The FDA approved ramucirumab (Cyramza) in combination with paclitaxel for treating patients with advanced gastric or gastroesophageal junction adenocarcinoma.
Single-agent ramucirumab was approved in April for gastric and gastroesophageal junction adenocarcinoma.
The US Food and Drug Administration (FDA) approved the monoclonal anti-VEGFR2 antibody ramucirumab (Cyramza) in combination with paclitaxel for the treatment of patients with advanced gastric or gastroesophageal junction (GEJ) adenocarcinoma. This follows an approval in April of this year for these malignancies that were refractory to or progressive following first-line treatment with platinum-based or fluoropyrimidine chemotherapy.

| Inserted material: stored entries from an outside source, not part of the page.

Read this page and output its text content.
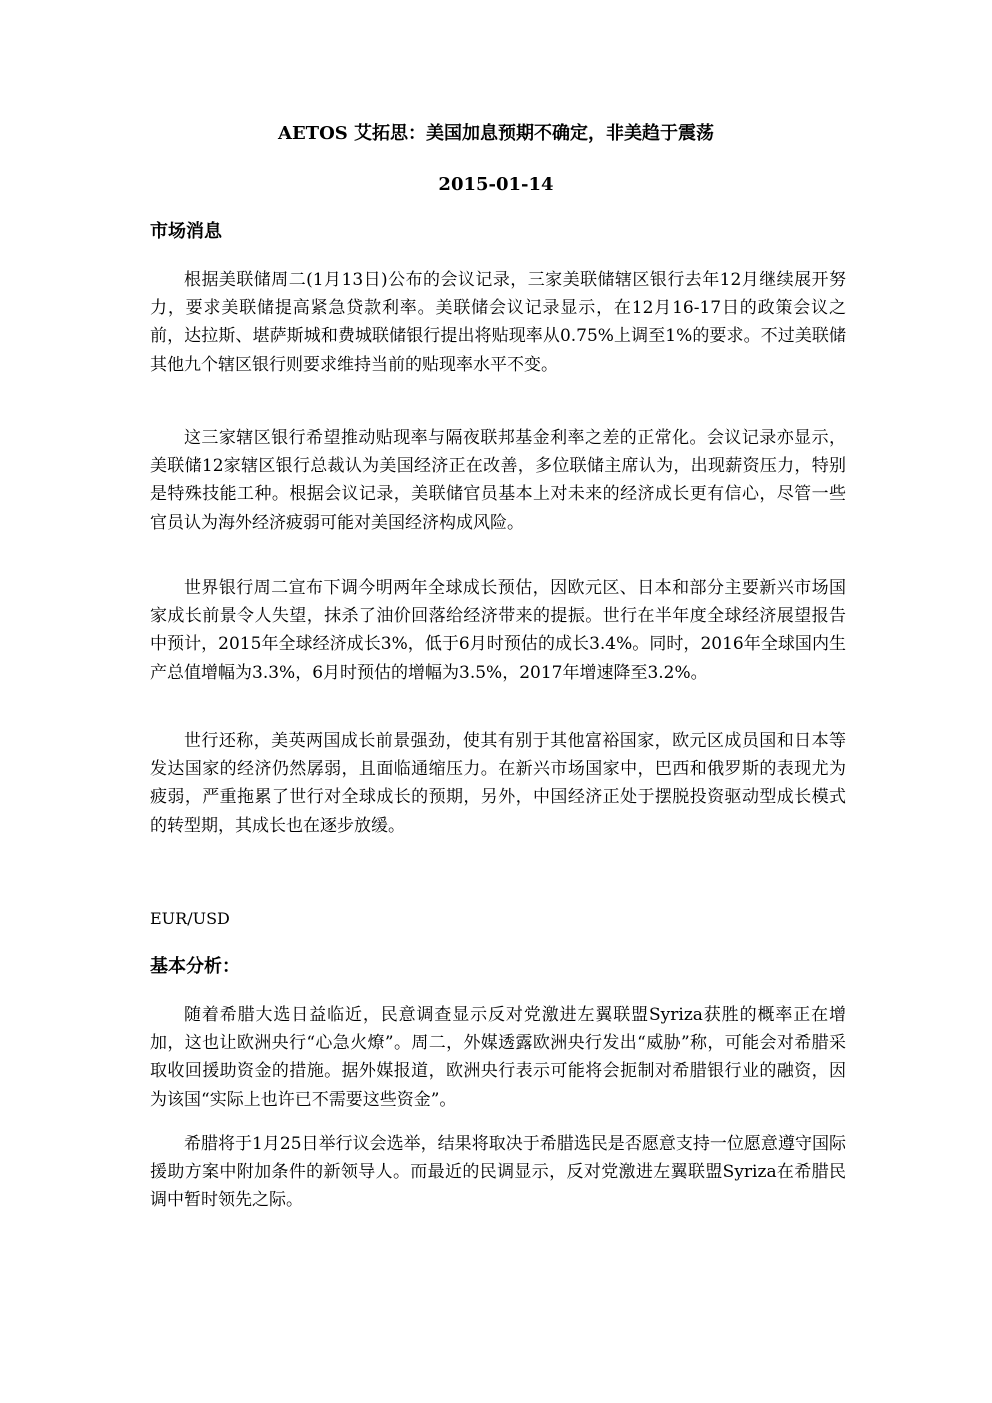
AETOS 艾拓思：美国加息预期不确定，非美趋于震荡
2015-01-14
市场消息

根据美联储周二(1月13日)公布的会议记录，三家美联储辖区银行去年12月继续展开努力，要求美联储提高紧急贷款利率。美联储会议记录显示，在12月16-17日的政策会议之前，达拉斯、堪萨斯城和费城联储银行提出将贴现率从0.75%上调至1%的要求。不过美联储其他九个辖区银行则要求维持当前的贴现率水平不变。

这三家辖区银行希望推动贴现率与隔夜联邦基金利率之差的正常化。会议记录亦显示，美联储12家辖区银行总裁认为美国经济正在改善，多位联储主席认为，出现薪资压力，特别是特殊技能工种。根据会议记录，美联储官员基本上对未来的经济成长更有信心，尽管一些官员认为海外经济疲弱可能对美国经济构成风险。

世界银行周二宣布下调今明两年全球成长预估，因欧元区、日本和部分主要新兴市场国家成长前景令人失望，抹杀了油价回落给经济带来的提振。世行在半年度全球经济展望报告中预计，2015年全球经济成长3%，低于6月时预估的成长3.4%。同时，2016年全球国内生产总值增幅为3.3%，6月时预估的增幅为3.5%，2017年增速降至3.2%。

世行还称，美英两国成长前景强劲，使其有别于其他富裕国家，欧元区成员国和日本等发达国家的经济仍然孱弱，且面临通缩压力。在新兴市场国家中，巴西和俄罗斯的表现尤为疲弱，严重拖累了世行对全球成长的预期，另外，中国经济正处于摆脱投资驱动型成长模式的转型期，其成长也在逐步放缓。

EUR/USD
基本分析：

随着希腊大选日益临近，民意调查显示反对党激进左翼联盟Syriza获胜的概率正在增加，这也让欧洲央行“心急火燎”。周二，外媒透露欧洲央行发出“威胁”称，可能会对希腊采取收回援助资金的措施。据外媒报道，欧洲央行表示可能将会扼制对希腊银行业的融资，因为该国“实际上也许已不需要这些资金”。

希腊将于1月25日举行议会选举，结果将取决于希腊选民是否愿意支持一位愿意遵守国际援助方案中附加条件的新领导人。而最近的民调显示，反对党激进左翼联盟Syriza在希腊民调中暂时领先之际。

The new approval, which came out of an orphan drug designation by the FDA, is based on a large study of 655 patients with previously-treated advanced or metastatic gastric or GEJ adenocarcinoma. Patients received either the combination of ramucirumab and paclitaxel (330 patients) or placebo with paclitaxel (335 patients). The median overall survival was 9.6 months with ramucirumab and 7.4 months with placebo, yielding a hazard ratio (HR) of 0.81 (95% CI, 0.68-0.96; P = .017).
Progression-free survival was also significantly improved with ramucirumab. The HR for progression-free survival was 0.64 (95% CI, 0.54-0.75; P < .001).
Among 656 patients who received at least one dose of the study drug, the most frequent adverse events were fatigue/asthenia, neutropenia, diarrhea, and epistaxis. The most common serious adverse events with ramucirumab were neutropenia (3.7% of patients) and febrile neutropenia (2.4% of patients).
These results were initially presented at the 2014 American Society of Clinical Oncology Gastrointestinal Cancers Symposium in January. At the time, the lead author Hansjochen Wilke, MD, of the Kliniken Essen-Mitte in Germany said the 2-month improvement in overall survival was “an astonishingly good result in such a challenging patient population. The result was statistically significant and also clinically meaningful.”
Ramucirumab hasn’t been completely successful in treating these malignancies, however. The combination drug seems to make an important difference, as results presented at the 2014 ASCO Annual Meeting showed: adding ramucirumab to the FOLFOX regimen did not delay progression among patients with untreated advanced gastric or esophageal adenocarcinoma. The drug did provide a longer progression-free survival and improved disease control rate in certain patients, however.
Ramucirumab, an angiogenesis inhibitor, in combination with other agents such as docetaxel has also shown promise in other malignancies including non–small-cell lung cancer. It is currently under investigation in other cancers including advanced liver cancer and other solid tumors.